To be honest, if they're anything between my '45 Sterling and my '56 Silent Super, then I'm half-way sold on them already.

Thanks for reading!


  1. Mine is better than expected. I held put for 3 years for a good price.

  2. You're sold. Skyriters are very snappy and pretty light. Similar but not identical to the silent-supers. Get a 1950's one - sometimes the 60's ones are dead-feeling, but I've run across a couple plastic-shelled Corsairs that were actually very good.

    One thing: Skyriters tend to have somewhat haphazard type alignment, but I've found most Smith-Corona portables tend to get out of whack that way when well-used. If you consider that trait charming rather than annoying, there's another plus.

  3. I have a later skyriter made in England... like this one:
    I have to say, I don't love it. It's a plain looking machine. There's a stifling air of mass production to it, void of "character". At the same time, it's a decent machine, but I have so many I prefer ahead of it. Strange as it may be though: I love my SM9 and that is such a common machine that it sells super affordable.
    My opinion: if you can get the skyriter for a real good price, then no harm, no foul. You can always unload it. I think you can sell your Kolibri too, it may surprise you how much you might get for it.

  4. Thanks for the responses, folks. And Ted, yes, the type alignment on both my '45 Sterling and '56 Silent Super is a little...'jaunty', but this adds to their charm.

  5. Hi. I'm not sure if I understood what "ting" is in your Smith Corona ;) I write just to say mine also did "ting" and it's very easy unscrew the bell, clean it and screw it again but not too hard. Then a great and clean "ding" is here!

    Btw, what did you finally chose? I'm looking for a Olympia Splendid. I didn't know the feeling is spongy...

    1. The bell on my 1936 Smith-Corona Standard feels a little soft. I could unscrew it and adjust it, but it doesn't bother me enough to try fixing it.

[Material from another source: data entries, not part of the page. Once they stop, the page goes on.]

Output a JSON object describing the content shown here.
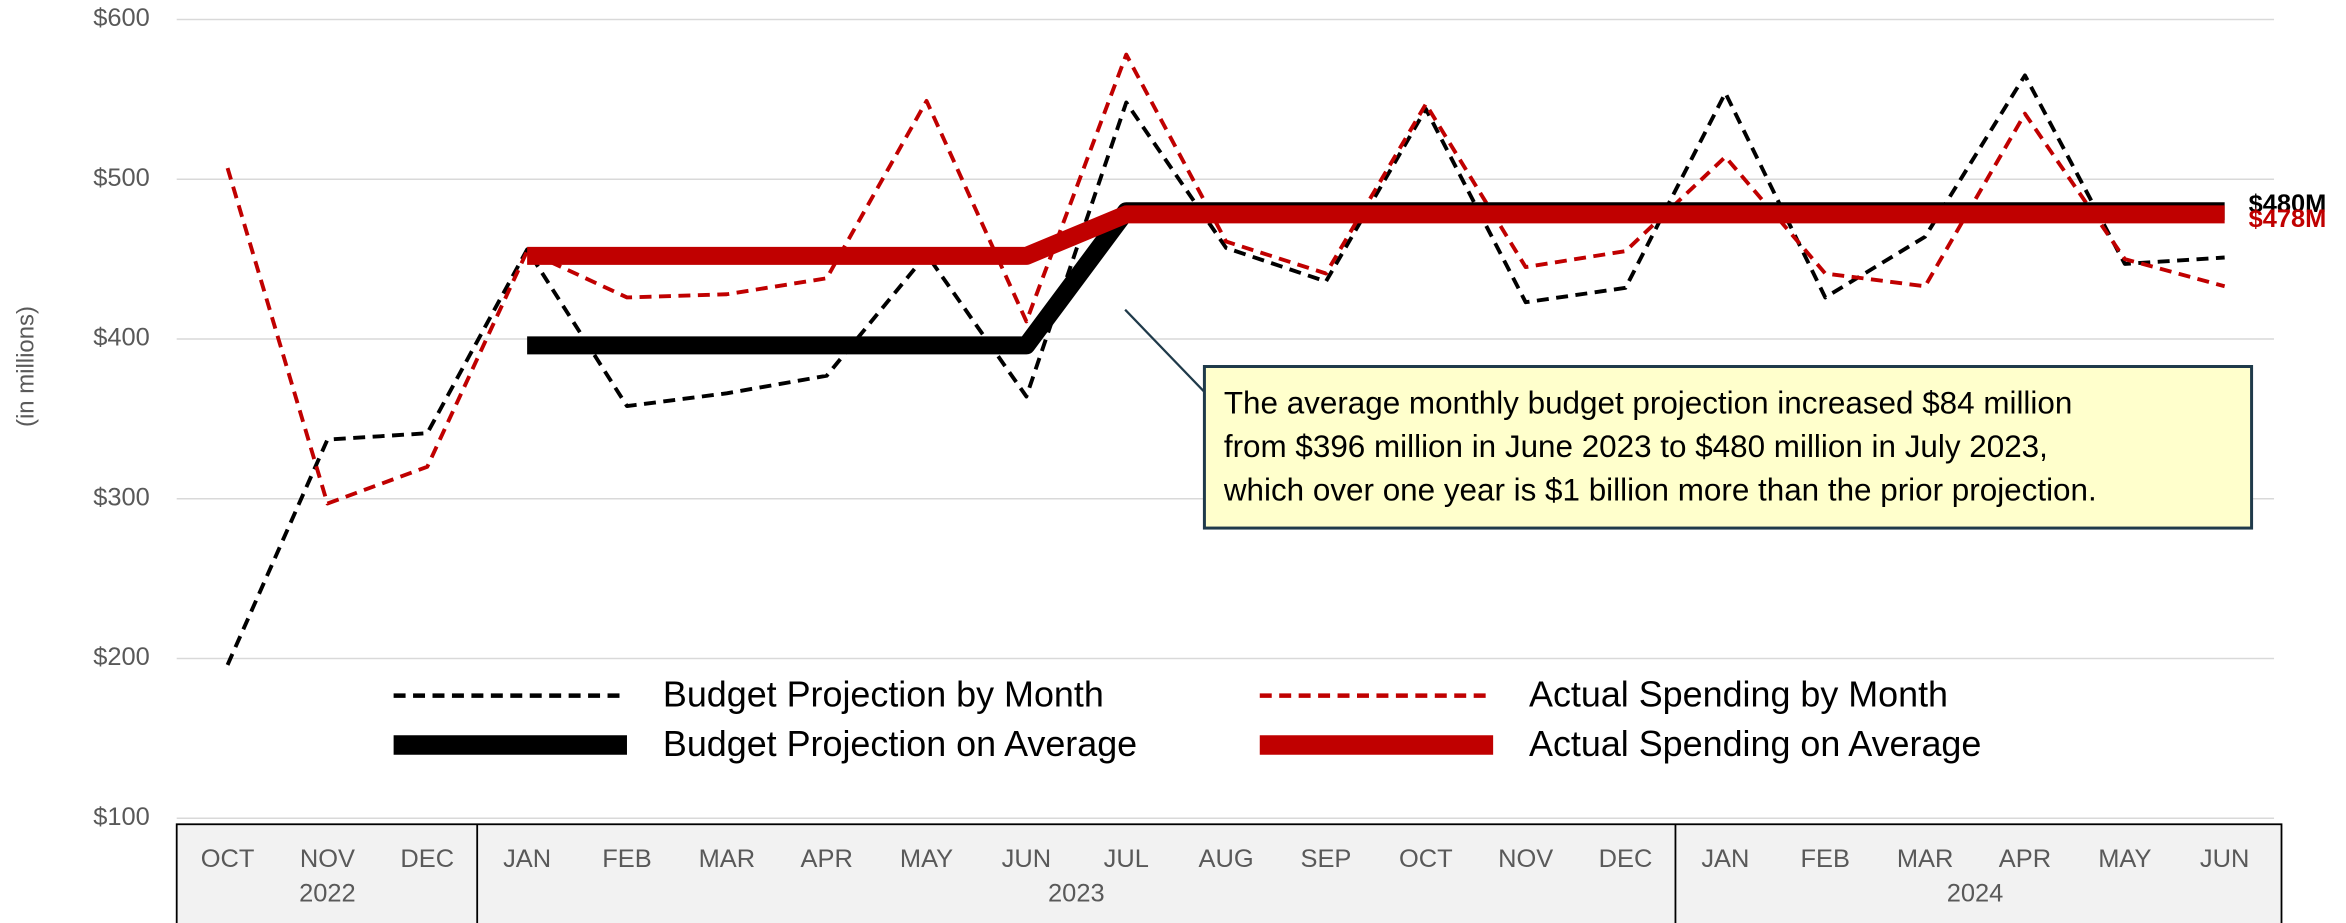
{
  "chart_data": {
    "type": "line",
    "y_axis_label": "(in millions)",
    "categories": [
      "OCT",
      "NOV",
      "DEC",
      "JAN",
      "FEB",
      "MAR",
      "APR",
      "MAY",
      "JUN",
      "JUL",
      "AUG",
      "SEP",
      "OCT",
      "NOV",
      "DEC",
      "JAN",
      "FEB",
      "MAR",
      "APR",
      "MAY",
      "JUN"
    ],
    "x_groups": [
      {
        "label": "2022",
        "count": 3
      },
      {
        "label": "2023",
        "count": 12
      },
      {
        "label": "2024",
        "count": 6
      }
    ],
    "ylim": [
      100,
      600
    ],
    "yticks": [
      {
        "value": 100,
        "label": "$100"
      },
      {
        "value": 200,
        "label": "$200"
      },
      {
        "value": 300,
        "label": "$300"
      },
      {
        "value": 400,
        "label": "$400"
      },
      {
        "value": 500,
        "label": "$500"
      },
      {
        "value": 600,
        "label": "$600"
      }
    ],
    "grid": true,
    "series": [
      {
        "name": "Budget Projection by Month",
        "color": "#000000",
        "style": "dashed",
        "values": [
          196,
          337,
          341,
          456,
          358,
          366,
          377,
          453,
          364,
          548,
          457,
          436,
          544,
          423,
          432,
          554,
          426,
          464,
          565,
          447,
          451
        ]
      },
      {
        "name": "Actual Spending by Month",
        "color": "#c00000",
        "style": "dashed",
        "values": [
          507,
          297,
          320,
          455,
          426,
          428,
          438,
          549,
          411,
          578,
          461,
          441,
          547,
          445,
          455,
          514,
          441,
          433,
          541,
          450,
          433
        ]
      },
      {
        "name": "Budget Projection on Average",
        "color": "#000000",
        "style": "thick",
        "values": [
          null,
          null,
          null,
          396,
          396,
          396,
          396,
          396,
          396,
          480,
          480,
          480,
          480,
          480,
          480,
          480,
          480,
          480,
          480,
          480,
          480
        ],
        "value_labels": [
          null,
          null,
          null,
          null,
          null,
          null,
          null,
          null,
          null,
          null,
          null,
          null,
          null,
          null,
          null,
          null,
          null,
          null,
          null,
          null,
          "$480M"
        ]
      },
      {
        "name": "Actual Spending on Average",
        "color": "#c00000",
        "style": "thick",
        "values": [
          null,
          null,
          null,
          452,
          452,
          452,
          452,
          452,
          452,
          478,
          478,
          478,
          478,
          478,
          478,
          478,
          478,
          478,
          478,
          478,
          478
        ],
        "value_labels": [
          null,
          null,
          null,
          null,
          null,
          null,
          null,
          null,
          null,
          null,
          null,
          null,
          null,
          null,
          null,
          null,
          null,
          null,
          null,
          null,
          "$478M"
        ]
      }
    ],
    "annotation": [
      "The average monthly budget projection increased $84 million",
      "from $396 million in June 2023 to $480 million in July 2023,",
      "which over one year is $1 billion more than the prior projection."
    ]
  }
}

      I haven't gotten a Skyriter. I have too many typewriters already. As for the Splendid, yes, it feels a little sluggish to me. Not as snappy as some of my other Olympias. Still a nice machine to use, however.

  6. I realize this is an old post, but I have a Skyriter and I like it very very much. In fact, I like to love all my Smith Coronas - Silent Super, Silent, Clipper & Skyriter. Skyriter has a few limitation because of size but they are minor (like the paper bail is straight-up without an option for suspending it as you insert the paper. Not a big deal though, right?) The type itself is beautiful and it has the characteristic zippy SC action. If I were to choose a favorite, it might be the Clipper, but I don't want to choose a favorite. I love them all. (And, by the way, I found your blog when searching on info regarding the Olympia Splendid 66 - I am enjoying it the least of my machines. The action is far too demanding for my weak self.)

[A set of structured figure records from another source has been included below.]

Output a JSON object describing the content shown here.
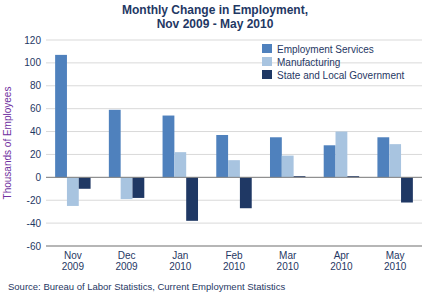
{
  "chart_data": {
    "type": "bar",
    "title": "Monthly Change in Employment,\nNov 2009 - May 2010",
    "y_label": "Thousands of Employees",
    "annotations": [
      "Source: Bureau of Labor Statistics, Current Employment Statistics"
    ],
    "categories": [
      "Nov\n2009",
      "Dec\n2009",
      "Jan\n2010",
      "Feb\n2010",
      "Mar\n2010",
      "Apr\n2010",
      "May\n2010"
    ],
    "series": [
      {
        "name": "Employment Services",
        "color": "#4F81BD",
        "values": [
          107,
          59,
          54,
          37,
          35,
          28,
          35
        ]
      },
      {
        "name": "Manufacturing",
        "color": "#A8C4E0",
        "values": [
          -25,
          -19,
          22,
          15,
          19,
          40,
          29
        ]
      },
      {
        "name": "State and Local Government",
        "color": "#1F3864",
        "values": [
          -10,
          -18,
          -38,
          -27,
          1,
          1,
          -22
        ]
      }
    ],
    "ylim": [
      -60,
      120
    ],
    "yticks": [
      -60,
      -40,
      -20,
      0,
      20,
      40,
      60,
      80,
      100,
      120
    ],
    "grid": true,
    "legend": "upper right"
  }
}
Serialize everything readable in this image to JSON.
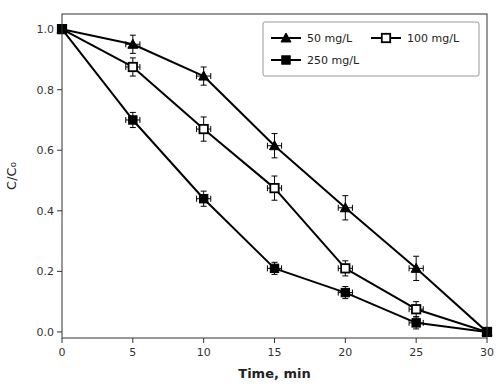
{
  "chart_data": {
    "type": "line",
    "xlabel": "Time, min",
    "ylabel": "C/C₀",
    "x": [
      0,
      5,
      10,
      15,
      20,
      25,
      30
    ],
    "series": [
      {
        "name": "50 mg/L",
        "color": "#000000",
        "marker": "triangle",
        "values": [
          1.0,
          0.95,
          0.845,
          0.615,
          0.41,
          0.21,
          0.0
        ],
        "yerr": [
          0.0,
          0.03,
          0.03,
          0.04,
          0.04,
          0.04,
          0.0
        ],
        "xerr": [
          0.0,
          0.5,
          0.5,
          0.5,
          0.5,
          0.5,
          0.0
        ]
      },
      {
        "name": "100 mg/L",
        "color": "#000000",
        "marker": "square-open",
        "values": [
          1.0,
          0.875,
          0.67,
          0.475,
          0.21,
          0.075,
          0.0
        ],
        "yerr": [
          0.0,
          0.03,
          0.04,
          0.04,
          0.025,
          0.025,
          0.0
        ],
        "xerr": [
          0.0,
          0.5,
          0.5,
          0.5,
          0.5,
          0.5,
          0.0
        ]
      },
      {
        "name": "250 mg/L",
        "color": "#000000",
        "marker": "square",
        "values": [
          1.0,
          0.7,
          0.44,
          0.21,
          0.13,
          0.03,
          0.0
        ],
        "yerr": [
          0.0,
          0.025,
          0.025,
          0.02,
          0.02,
          0.02,
          0.0
        ],
        "xerr": [
          0.0,
          0.5,
          0.5,
          0.5,
          0.5,
          0.5,
          0.0
        ]
      }
    ],
    "xlim": [
      0,
      30
    ],
    "ylim": [
      -0.02,
      1.05
    ],
    "xticks": [
      0,
      5,
      10,
      15,
      20,
      25,
      30
    ],
    "yticks": [
      {
        "value": 0.0,
        "label": "0.0"
      },
      0.2,
      0.4,
      0.6,
      0.8,
      {
        "value": 1.0,
        "label": "1.0"
      }
    ],
    "grid": false,
    "legend": "upper right"
  }
}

  7. I have a 1959 Skyriter (3rd owner). It takes a bit of getting used to the flat keyboard, but it is a quick machine and fairly quiet. My main machine is a 1971 Olympia SM9-dead reliable. My Olympia Traveller de Luxe and my N.O.S. 1966 Olympia Splendid 33 have the same chunky action (the patent for the Olympia SF design was intended to speed up the slug speed upon striking the ribbon/paper/platen). I think they overcomplicated the mechanism to achieve this. The flat Olympias type fine, if you have a sharp, quick fingerstroke, but it's quite different feeling than the "quick pivot" motion of the Skyriter or the Hermes Rocket/Baby.

  8. @ Ricky Garni, I had a Splendid 99 at one stage and didn't like it at all. Looked great, but felt rough in the typing action. I have since bought a SF model and it types a little better, but not as smoothly as Skyriters.

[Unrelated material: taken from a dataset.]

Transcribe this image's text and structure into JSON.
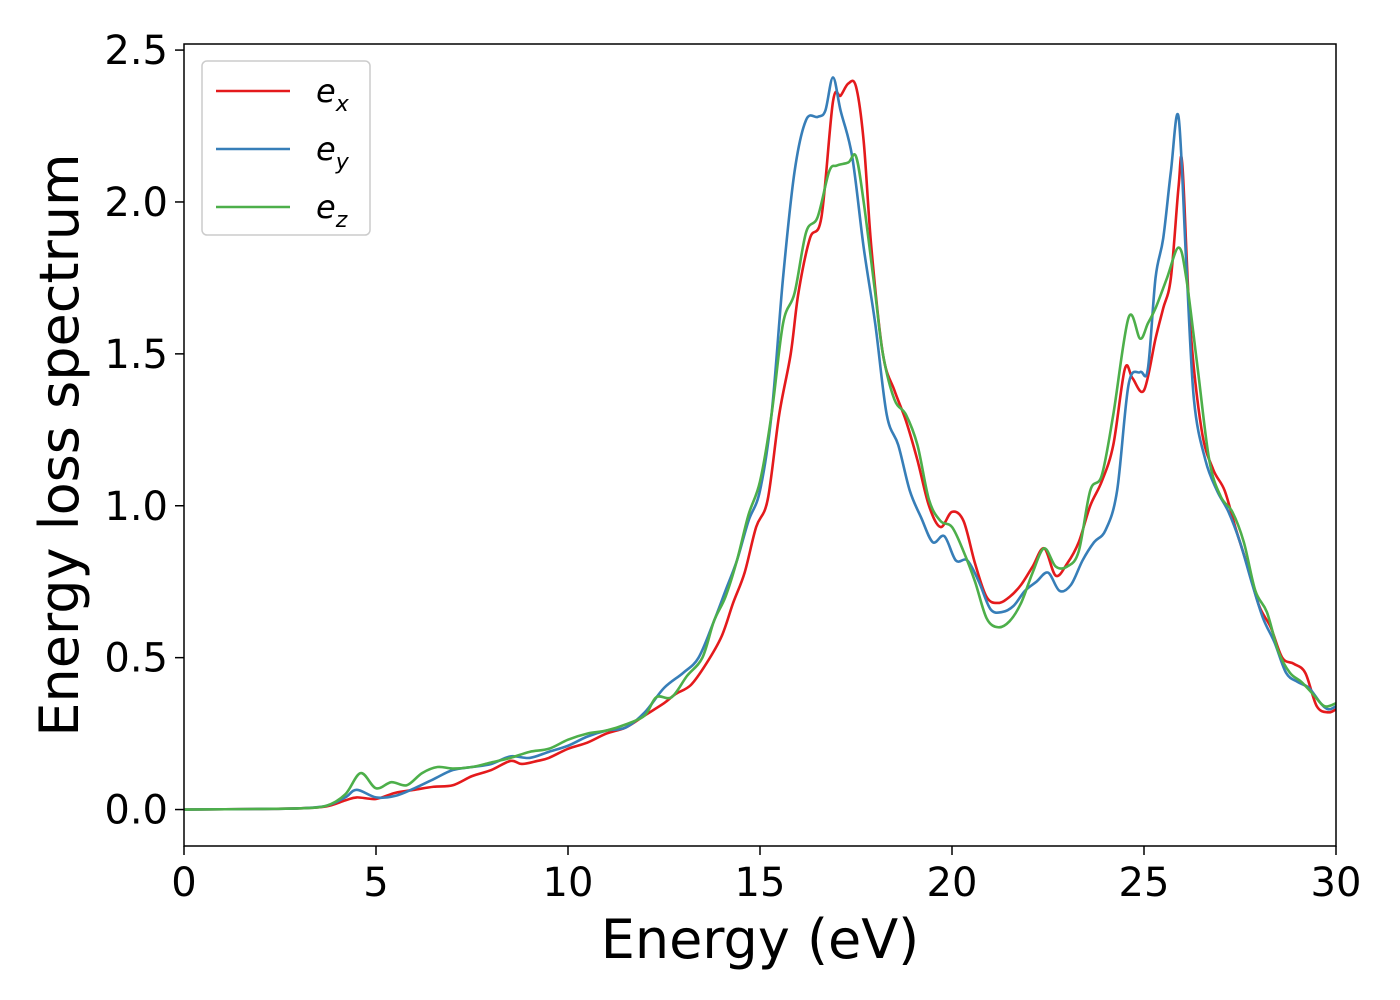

    @ Penhurion, I ended up getting rid of the Skyriter due to the short carriag return lever (early model) and I replaced it with a Sears-branded S-C Tower Chieftain III, with the longer return lever. It's a very snappy typewriter and it gets the most use out of all my ultra-portables.
    Regarding SM9s, I have a late 1966 model and I think it was barely used by whomever owned it before me. Pristine condition, even the draw-band is still crisp white in colour. Works like a charm. An absolute favourite to use.

    Thanks to you both for stopping by!